“Nuit étoilée”, le chef-d’œuvre de l’année

Télérama 2020.09.15 / Marine Landrot

Une fillette solitaire laisse ses émotions enfouies prendre le gouvernail de sa vie. Alors jaillit la féerie, alors surgit un ami. Magnificence à fleur de pinceau, sensibilité à fleur de peau, un album hors du commun. À partir de 10 ans.

Quelle splendeur ! La littérature jeunesse offre déjà chaque semaine son comptant de merveilles, mais une fois par an, un album se détache du lot, et s’envole très haut. Voici donc la pépite de cette année, venue de loin (Taïwan), après un long voyage (elle date de 2009), et méritant tous les égards dus aux grandes œuvres d’art. On tombe en arrêt devant chaque page, au point d’oublier de la tourner, ensorcelé par le mystère abyssal de ce que l’image est capable de raconter à elle seule. Le papier glacé dégage une odeur délicieuse, l’épaisseur de l’ouvrage promet de riches échanges, bref, tout est fait pour que ce livre devienne une pierre dans votre édifice personnel, même si vous croyez avoir passé l’âge. Noël n’est pas encore là, alors n’attendez pas. Faites-vous ce cadeau de la plus belle eau.

Comment résumer l’intrigue ? En renonçant à le faire, car ce serait comme vouloir mettre le ciel dans son sac, ou l’océan dans sa gourde. Réduire l’immensité, de l’univers, du chagrin, de l’espoir, de la violence, du rire : mission impossible. Alors Jimmy Liao voit grand, déploie des illustrations d’une magie infinie, ivre de nos possibilités illimitées d’élargir le quotidien, même au plus profond de l’affliction.

Tout est bizarre et étincelant

L’album s’ouvre sur le déballage d’un cadeau d’anniversaire, qu’une fillette reçoit de son grand-père. Un jouet éléphant jaillit du papier sous les yeux perplexes de sa nouvelle propriétaire, mais si vous croyez que la suite va nous parler de leur amitié, vous vous trompez. L’éléphant grandit soudain démesurément, nous voilà intrigués, mais qu’est-ce que c’est que cette robe plissée qu’il porte au-dessus de ses ongles vernis, on dirait la vague d’un tsunami qui manque d’emporter sa minuscule amie ? Le pachyderme disparaît sans répondre, il passe le relais à un lézard bleu mastiquant son papillon du jour, puis à un requin nain nageant dans une soupière fumante.
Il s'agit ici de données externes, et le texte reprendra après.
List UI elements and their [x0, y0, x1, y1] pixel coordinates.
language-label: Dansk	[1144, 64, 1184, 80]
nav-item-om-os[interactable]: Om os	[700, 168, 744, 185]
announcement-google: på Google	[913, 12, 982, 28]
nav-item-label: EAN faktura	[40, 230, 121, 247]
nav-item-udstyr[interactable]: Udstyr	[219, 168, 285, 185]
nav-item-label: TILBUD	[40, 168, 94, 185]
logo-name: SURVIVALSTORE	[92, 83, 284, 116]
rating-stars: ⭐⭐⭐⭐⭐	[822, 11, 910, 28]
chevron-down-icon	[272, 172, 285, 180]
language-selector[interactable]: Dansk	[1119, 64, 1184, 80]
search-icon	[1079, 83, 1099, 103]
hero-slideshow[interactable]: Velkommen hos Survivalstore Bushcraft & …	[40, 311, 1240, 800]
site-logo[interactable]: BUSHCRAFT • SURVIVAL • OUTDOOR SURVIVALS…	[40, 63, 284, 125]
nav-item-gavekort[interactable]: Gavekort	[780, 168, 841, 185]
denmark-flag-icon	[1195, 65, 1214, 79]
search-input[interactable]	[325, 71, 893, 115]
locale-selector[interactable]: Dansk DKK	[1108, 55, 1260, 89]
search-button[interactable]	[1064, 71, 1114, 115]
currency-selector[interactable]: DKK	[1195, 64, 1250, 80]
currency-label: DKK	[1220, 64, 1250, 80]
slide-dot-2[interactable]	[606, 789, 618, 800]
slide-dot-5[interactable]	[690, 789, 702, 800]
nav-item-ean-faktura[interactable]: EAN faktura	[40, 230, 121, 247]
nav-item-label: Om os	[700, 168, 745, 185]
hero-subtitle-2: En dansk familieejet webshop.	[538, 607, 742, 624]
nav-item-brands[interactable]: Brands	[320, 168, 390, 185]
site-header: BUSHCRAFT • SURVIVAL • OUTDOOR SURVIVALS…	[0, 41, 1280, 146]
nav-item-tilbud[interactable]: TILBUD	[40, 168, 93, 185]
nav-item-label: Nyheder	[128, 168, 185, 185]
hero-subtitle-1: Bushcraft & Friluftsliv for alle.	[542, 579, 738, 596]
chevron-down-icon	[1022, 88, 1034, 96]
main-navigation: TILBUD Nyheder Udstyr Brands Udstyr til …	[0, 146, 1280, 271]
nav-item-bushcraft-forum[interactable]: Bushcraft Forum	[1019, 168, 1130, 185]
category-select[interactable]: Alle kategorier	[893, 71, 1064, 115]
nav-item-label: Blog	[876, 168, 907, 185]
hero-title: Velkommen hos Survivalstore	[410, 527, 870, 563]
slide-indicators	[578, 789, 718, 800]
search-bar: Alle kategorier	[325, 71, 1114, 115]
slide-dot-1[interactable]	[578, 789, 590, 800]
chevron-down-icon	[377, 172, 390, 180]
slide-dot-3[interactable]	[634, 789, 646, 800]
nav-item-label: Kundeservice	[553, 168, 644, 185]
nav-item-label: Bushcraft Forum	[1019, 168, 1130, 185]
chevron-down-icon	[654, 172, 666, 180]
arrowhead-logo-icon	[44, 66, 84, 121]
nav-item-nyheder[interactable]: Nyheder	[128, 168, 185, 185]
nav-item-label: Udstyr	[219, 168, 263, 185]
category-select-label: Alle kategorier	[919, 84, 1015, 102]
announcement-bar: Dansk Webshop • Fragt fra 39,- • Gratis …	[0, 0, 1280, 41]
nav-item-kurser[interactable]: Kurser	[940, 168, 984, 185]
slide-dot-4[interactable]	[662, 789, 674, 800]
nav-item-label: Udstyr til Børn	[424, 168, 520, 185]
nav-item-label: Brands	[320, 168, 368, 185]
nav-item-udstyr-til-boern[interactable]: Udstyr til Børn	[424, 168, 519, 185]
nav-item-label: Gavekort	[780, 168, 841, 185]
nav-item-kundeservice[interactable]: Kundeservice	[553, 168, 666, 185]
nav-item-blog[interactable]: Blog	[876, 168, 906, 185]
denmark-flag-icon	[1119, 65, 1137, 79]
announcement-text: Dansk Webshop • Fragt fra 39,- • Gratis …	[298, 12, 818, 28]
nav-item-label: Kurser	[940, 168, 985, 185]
Tout est bizarre et étincelant, dans la vie de cette petite fille, car c’est le voile que Jimmy Liao lui propose de jeter sur sa tristesse et sa peur de l’avenir. Chacune de ses émotions s’invite à l’image, sous des apparences aussi diverses qu’enchanteresses. La solitude lui donne des coups d’épingle, papa et maman ont trop d’appels téléphoniques à passer, grand-père et grand-mère ne sont pas éternels.

À chacun son image indélébile

Mais voilà qu’un garçon étrange croise son chemin. Il prend des bains de neige comme d’autres prennent des bains de soleil, travaille mal à l’école et perd ses affaires, tiens, son cahier de dessin est resté au sommet d’un arbre tout bleu. Ces deux enfants sont faits pour s’entendre, ils font un bout de route ensemble, surmontent des épreuves, s’évadent, se perdent et se réinventent. Tout change, tout passe, tout finit, mais tout recommence. Différemment, intensément.

Hymne aux fragments d’éternité que le présent distille au compte-gouttes, cet album est appelé à rester dans les mémoires. Pour certains, ce sera cette incroyable chambre aquarium, à déplier sur quatre pages. Pour d’autres, cette forêt d’automne symbolisant la mort d’un ancêtre. À chacun son image indélébile, saisissante de beauté.